SELK-Aktuell

SELK-Kirchenleitung tagt in Oberursel

OberurselRegelmäßig einmal im Jahr tagt die Kirchenleitung der Selbständigen Evangelisch-Lutherischen Kirche (SELK) in Oberursel / Taunus auf dem Campus der Lutherischen Theologischen Hochschule (LThH). In diesem Jahr fand die Sitzung vom 9. bis 11. Juli statt. In einer zweistündigen gemeinsamen Sitzungsperiode mit der Fakultät der LThH nahm die Kirchenleitung dankbar die erfolgreiche Reakkreditierung der LThH zur Kenntnis. In diesem Zusammenhang beschloss die Kirchenleitung einige Ordnungsänderungen vor allem in der Studienordnung der LThH, um die Akzeptanz für an anderen Fakultäten erworbene Studienleistungen zu erhöhen. Die Kirchenleitung wurde zudem über die angespannte Haushaltslage der LThH informiert.

Das Einsparungspotenzial sei nahezu ausgeschöpft. Erfreulich gestalte sich die geplante Zusammenarbeit mit der Goethe-Universität Frankfurt/Main im Bereich der Altsprachen. Bei einem Rundgang über den Campus der Hochschule wurde zudem kontinuierlich hohe Sanierungsbedarf der Altbauten benannt.

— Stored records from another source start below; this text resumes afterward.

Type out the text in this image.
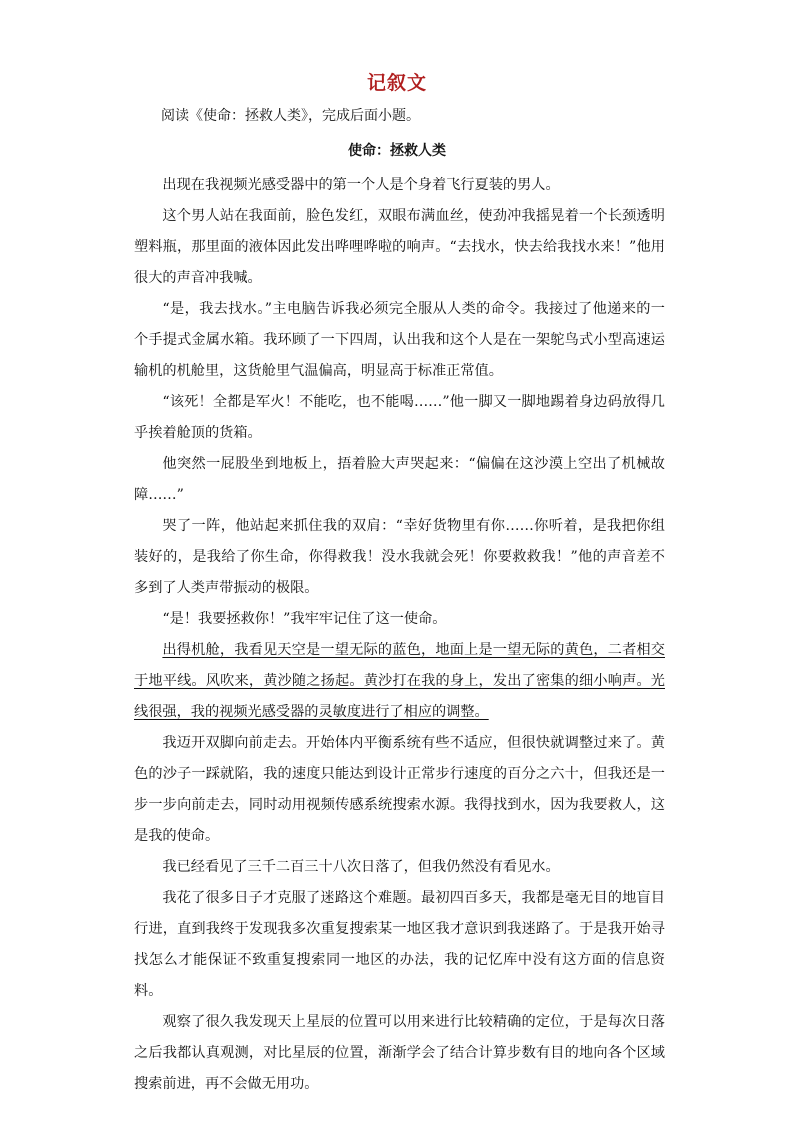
记叙文
阅读《使命：拯救人类》，完成后面小题。
使命：拯救人类

出现在我视频光感受器中的第一个人是个身着飞行夏装的男人。

这个男人站在我面前，脸色发红，双眼布满血丝，使劲冲我摇晃着一个长颈透明塑料瓶，那里面的液体因此发出哗哩哗啦的响声。“去找水，快去给我找水来！”他用很大的声音冲我喊。

“是，我去找水。”主电脑告诉我必须完全服从人类的命令。我接过了他递来的一个手提式金属水箱。我环顾了一下四周，认出我和这个人是在一架鸵鸟式小型高速运输机的机舱里，这货舱里气温偏高，明显高于标准正常值。

“该死！全都是军火！不能吃，也不能喝……”他一脚又一脚地踢着身边码放得几乎挨着舱顶的货箱。

他突然一屁股坐到地板上，捂着脸大声哭起来：“偏偏在这沙漠上空出了机械故障……”

哭了一阵，他站起来抓住我的双肩：“幸好货物里有你……你听着，是我把你组装好的，是我给了你生命，你得救我！没水我就会死！你要救救我！”他的声音差不多到了人类声带振动的极限。

“是！我要拯救你！”我牢牢记住了这一使命。

出得机舱，我看见天空是一望无际的蓝色，地面上是一望无际的黄色，二者相交于地平线。风吹来，黄沙随之扬起。黄沙打在我的身上，发出了密集的细小响声。光线很强，我的视频光感受器的灵敏度进行了相应的调整。

我迈开双脚向前走去。开始体内平衡系统有些不适应，但很快就调整过来了。黄色的沙子一踩就陷，我的速度只能达到设计正常步行速度的百分之六十，但我还是一步一步向前走去，同时动用视频传感系统搜索水源。我得找到水，因为我要救人，这是我的使命。

我已经看见了三千二百三十八次日落了，但我仍然没有看见水。

我花了很多日子才克服了迷路这个难题。最初四百多天，我都是毫无目的地盲目行进，直到我终于发现我多次重复搜索某一地区我才意识到我迷路了。于是我开始寻找怎么才能保证不致重复搜索同一地区的办法，我的记忆库中没有这方面的信息资料。

观察了很久我发现天上星辰的位置可以用来进行比较精确的定位，于是每次日落之后我都认真观测，对比星辰的位置，渐渐学会了结合计算步数有目的地向各个区域搜索前进，再不会做无用功。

Am Abend des ersten Sitzungstages der Kirchenleitung kam es zu Begegnungen zwischen Mitgliedern der Kirchenleitung, Studierenden und Fakultät der LThH. Die Stimmung dieser Gespräche wurde von allen Beteiligten als sehr angenehm und entspannt wahrgenommen.

Am zweiten Sitzungstag beriet die Kirchenleitung wie auf jeder ihrer Sitzungen die Situation der vakanten Pfarrbezirke und den Stand der Berufungsbemühungen. Ebenso wurden Personalfragen behandelt. Längerer Gesprächsbedarf entstand im Zusammenhang von Umlagezusagen einzelner Pfarrbezirke für das Jahr 2027, die nur unter Vorbehalt gegeben wurden. Die „Umlage“ bezeichnet regelmäßige Zahlungen der Gemeinden über die Kassen der Kirchenbezirke an die Allgemeine Kirchenkasse (AKK) der SELK, mit denen zu über 90% die Pfarrgehälter und Personalkosten der SELK finanziert werden. Die Vorbehalte beziehen sich vor allem auf die Erwartung, dass die 16. Kirchensynode der SELK im Jahr 2027 Schritte zur Ermöglichung der Ordination von Frauen beschließen möge. In einem von Kirchenleitung und Synodalkommission für Haushalt und Finanzen gemeinsam verantworteten Brief an diese Gemeinden, wird gebeten, diese Vorbehalte zurückzunehmen, da für die Erstellung des Haushaltes verbindliche Zusagen erforderlich seien. Schlimmstenfalls müssten die Pfarrgehälter im Jahr 2027 um 25% gekürzt werden.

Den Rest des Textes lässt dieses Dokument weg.